International consulting group COWI has won a contract worth approximately £500,000 to combine machine learning and novel subsurface defect detection with existing virtual inspection tools used for bridges so as to reduce the time spent by personnel on the ground examining tunnel structures.
Working with subcontractors Railview and Viapontica over the next 18 months, COWI’s project team will build on mobile mapping solutions using a combination of technologies to collect data that will be processed to build an accurate three-dimensional model, which can be viewed and manipulated by engineers.

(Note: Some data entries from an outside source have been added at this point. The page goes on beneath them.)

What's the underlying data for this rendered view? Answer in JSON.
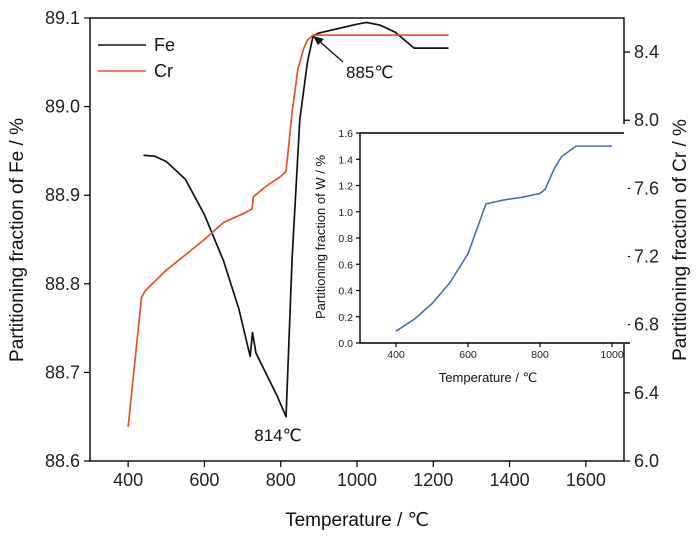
{
  "chart_data": [
    {
      "type": "line",
      "xlabel": "Temperature / ℃",
      "ylabel_left": "Partitioning fraction of Fe / %",
      "ylabel_right": "Partitioning fraction of Cr / %",
      "xlim": [
        300,
        1700
      ],
      "xticks": [
        400,
        600,
        800,
        1000,
        1200,
        1400,
        1600
      ],
      "ylim_left": [
        88.6,
        89.1
      ],
      "yticks_left": [
        88.6,
        88.7,
        88.8,
        88.9,
        89.0,
        89.1
      ],
      "ylim_right": [
        6.0,
        8.6
      ],
      "yticks_right": [
        6.0,
        6.4,
        6.8,
        7.2,
        7.6,
        8.0,
        8.4
      ],
      "legend_position": "top-left",
      "series": [
        {
          "name": "Fe",
          "axis": "left",
          "color": "#111111",
          "x": [
            440,
            470,
            500,
            550,
            600,
            650,
            690,
            720,
            726,
            735,
            760,
            790,
            814,
            830,
            850,
            870,
            885,
            900,
            950,
            1000,
            1025,
            1060,
            1100,
            1150,
            1240
          ],
          "y": [
            88.945,
            88.944,
            88.938,
            88.918,
            88.878,
            88.826,
            88.772,
            88.718,
            88.745,
            88.722,
            88.7,
            88.674,
            88.65,
            88.83,
            88.985,
            89.05,
            89.08,
            89.083,
            89.088,
            89.093,
            89.095,
            89.092,
            89.084,
            89.066,
            89.066
          ]
        },
        {
          "name": "Cr",
          "axis": "right",
          "color": "#E8512C",
          "x": [
            400,
            435,
            445,
            500,
            600,
            650,
            700,
            725,
            728,
            760,
            800,
            814,
            830,
            845,
            860,
            870,
            880,
            885,
            1240
          ],
          "y": [
            6.2,
            6.96,
            7.0,
            7.12,
            7.3,
            7.4,
            7.45,
            7.48,
            7.55,
            7.61,
            7.67,
            7.7,
            8.05,
            8.3,
            8.42,
            8.47,
            8.49,
            8.5,
            8.5
          ]
        }
      ],
      "annotations": [
        {
          "text": "814℃",
          "x": 814,
          "y": 88.65
        },
        {
          "text": "885℃",
          "x": 885,
          "y": 89.08
        }
      ]
    },
    {
      "type": "line",
      "xlabel": "Temperature / ℃",
      "ylabel": "Partitioning fraction of W / %",
      "xlim": [
        300,
        1050
      ],
      "xticks": [
        400,
        600,
        800,
        1000
      ],
      "ylim": [
        0,
        1.6
      ],
      "yticks": [
        "0.0",
        "0.2",
        "0.4",
        "0.6",
        "0.8",
        "1.0",
        "1.2",
        "1.4",
        "1.6"
      ],
      "series": [
        {
          "color": "#4A6DB8",
          "x": [
            400,
            450,
            500,
            550,
            600,
            650,
            700,
            750,
            800,
            814,
            840,
            860,
            880,
            900,
            1000
          ],
          "y": [
            0.09,
            0.18,
            0.3,
            0.46,
            0.68,
            1.06,
            1.09,
            1.11,
            1.14,
            1.17,
            1.33,
            1.42,
            1.46,
            1.5,
            1.5
          ]
        }
      ]
    }
  ],
  "colors": {
    "fe_line": "#111111",
    "cr_line": "#E8512C",
    "w_line": "#4A6DB8"
  }
}
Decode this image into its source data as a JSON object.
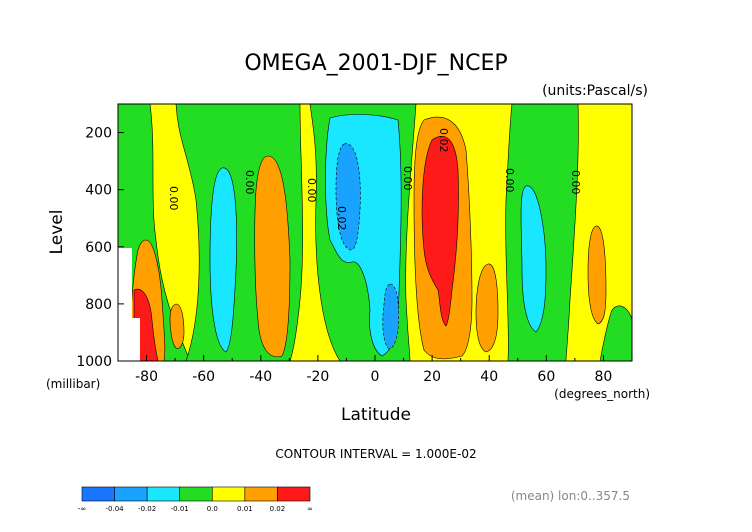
{
  "chart_data": {
    "type": "heatmap",
    "title": "OMEGA_2001-DJF_NCEP",
    "units_note": "(units:Pascal/s)",
    "xlabel": "Latitude",
    "ylabel": "Level",
    "x_unit": "(degrees_north)",
    "y_unit": "(millibar)",
    "xlim": [
      -90,
      90
    ],
    "ylim": [
      1000,
      100
    ],
    "x_ticks": [
      "-80",
      "-60",
      "-40",
      "-20",
      "0",
      "20",
      "40",
      "60",
      "80"
    ],
    "y_ticks": [
      "200",
      "400",
      "600",
      "800",
      "1000"
    ],
    "contour_interval": "CONTOUR INTERVAL = 1.000E-02",
    "footnote": "(mean) lon:0..357.5",
    "contour_labels": [
      "0.00",
      "0.00",
      "0.00",
      "0.02",
      "0.00",
      "0.02",
      "0.00",
      "0.00"
    ],
    "colorbar": {
      "labels": [
        "-∞",
        "-0.04",
        "-0.02",
        "-0.01",
        "0.0",
        "0.01",
        "0.02",
        "∞"
      ],
      "colors": [
        "#1a75ff",
        "#19a3ff",
        "#19e6ff",
        "#22dd22",
        "#ffff00",
        "#ffa000",
        "#ff1a1a"
      ]
    },
    "colors": {
      "neg_strong": "#19e6ff",
      "neg_weak": "#22dd22",
      "pos_weak": "#ffff00",
      "pos_mid": "#ffa000",
      "pos_strong": "#ff1a1a",
      "neg_mid": "#19a3ff",
      "neg_deep": "#1a75ff"
    }
  }
}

The project will be funded by Network Rail through the SBRI: innovation in automated tunnel examination competition, delivered by InnovateUK. The project seeks to improve the accuracy, efficiency and safety of tunnel examinations, resulting in safer and more reliable railway operation.
The new techniques will reduce exposure to health and safety risks and reduce costs while enhancing the asset knowledge of rail staff. The improvements will also lead to less disruption of rail passengers by reducing disruptive possessions required for examinations and allowing timely maintenance interventions.
Andy Sloan, managing director and senior vice president of COWI in the UK, said: “While railway workforce injuries are declining, there is still room for improvement.
“The impact that digital technologies can have on health and safety cannot be understated and this project is a fantastic opportunity for us to bring best practice from across sectors and geographies to further digitalise and improve tunnel inspection.”
The final stage of the project next year will be to undertake an operational environment demonstration and evaluate the results in conjunction with Network Rail’s asset managers. Following that, COWI will submit a report at the end of 2021 and develop plans for further enhancement and exploitation.